|
 |
 |

|
 |
Gustave Courbet (French, 1819–1877)
Young Ladies of the Village, 1851–52
Oil on canvas; 76 3/4 x 102 3/4 in. (194.9 x 261 cm)
The Metropolitan Museum of Art, New York, Gift of Harry Payne Bingham, 1940 (40.175)
|
 |
|
The exhibition of this painting at the Salon of 1852 unleashed what the critic Champfleury later identified as the artist's "second scandal," succeeding that of A Burial at Ornans (1849–50; Musée d'Orsay, Paris) at the previous Salon.

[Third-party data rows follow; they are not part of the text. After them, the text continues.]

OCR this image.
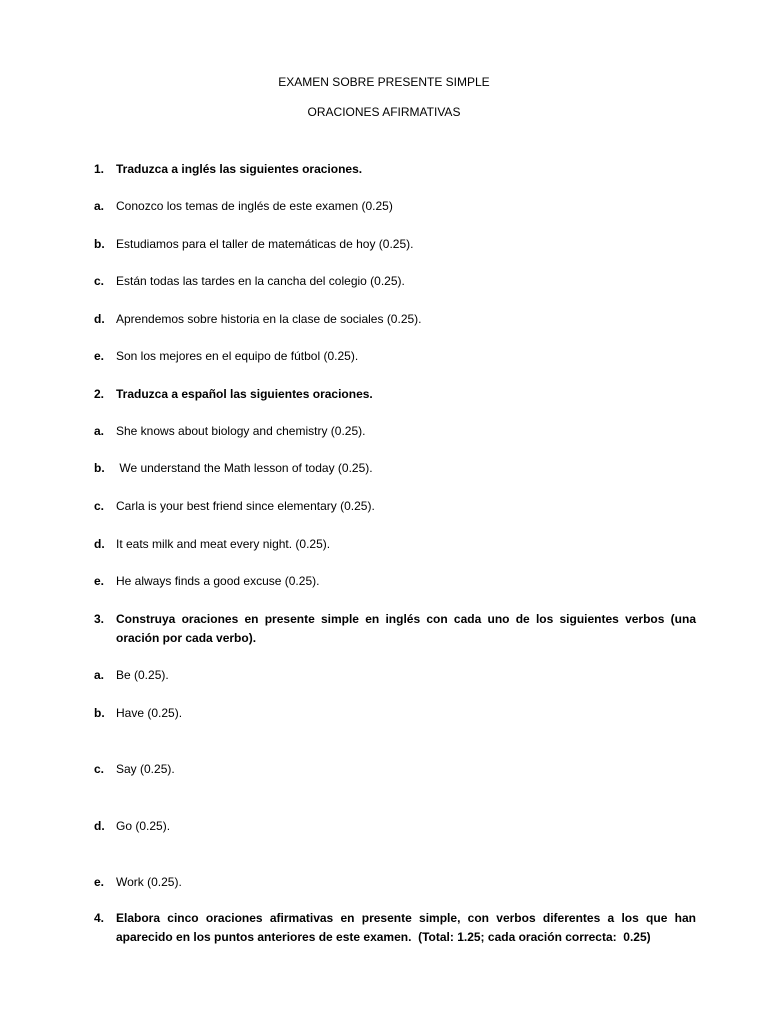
EXAMEN SOBRE PRESENTE SIMPLE
ORACIONES AFIRMATIVAS
1. Traduzca a inglés las siguientes oraciones.
a. Conozco los temas de inglés de este examen (0.25)
b. Estudiamos para el taller de matemáticas de hoy (0.25).
c. Están todas las tardes en la cancha del colegio (0.25).
d. Aprendemos sobre historia en la clase de sociales (0.25).
e. Son los mejores en el equipo de fútbol (0.25).
2. Traduzca a español las siguientes oraciones.
a. She knows about biology and chemistry (0.25).
b. We understand the Math lesson of today (0.25).
c. Carla is your best friend since elementary (0.25).
d. It eats milk and meat every night. (0.25).
e. He always finds a good excuse (0.25).
3. Construya oraciones en presente simple en inglés con cada uno de los siguientes verbos (una oración por cada verbo).
a. Be (0.25).
b. Have (0.25).
c. Say (0.25).
d. Go (0.25).
e. Work (0.25).
4. Elabora cinco oraciones afirmativas en presente simple, con verbos diferentes a los que han aparecido en los puntos anteriores de este examen.  (Total: 1.25; cada oración correcta:  0.25)
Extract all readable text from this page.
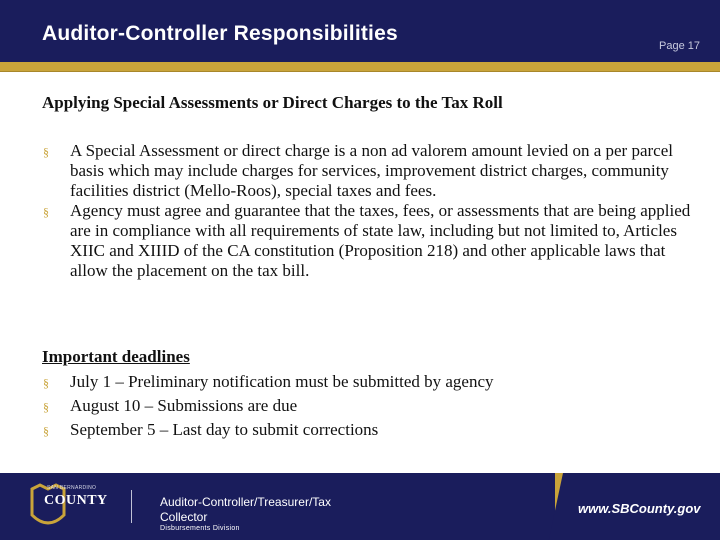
Auditor-Controller Responsibilities
Page 17
Applying Special Assessments or Direct Charges to the Tax Roll
§ A Special Assessment or direct charge is a non ad valorem amount levied on a per parcel basis which may include charges for services, improvement district charges, community facilities district (Mello-Roos), special taxes and fees.
§ Agency must agree and guarantee that the taxes, fees, or assessments that are being applied are in compliance with all requirements of state law, including but not limited to, Articles XIIC and XIIID of the CA constitution (Proposition 218) and other applicable laws that allow the placement on the tax bill.
Important deadlines
§ July 1 – Preliminary notification must be submitted by agency
§ August 10 – Submissions are due
§ September 5 – Last day to submit corrections
SAN BERNARDINO
COUNTY	Auditor-Controller/Treasurer/Tax Collector
Disbursements Division
www.SBCounty.gov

Critics were appalled by the work's unvarnished realism and disparities in scale: they were nearly unanimous in reproaching Courbet for the "ugliness" of the three young women, for whom the artist's sisters served as models, as well as for the disproportionately small scale of the cattle, "fit for a park in Lilliput." Courbet's suggestive use of the term demoiselles (young ladies) to denote the trio of young women from the village also provoked his critics, who took issue with the blurring of class boundaries that the term implied: "In the past, there were village girls and the demoiselles of the city, and the world was no worse off for it. ... Dressed this way, the village girls take on the status of demoiselles."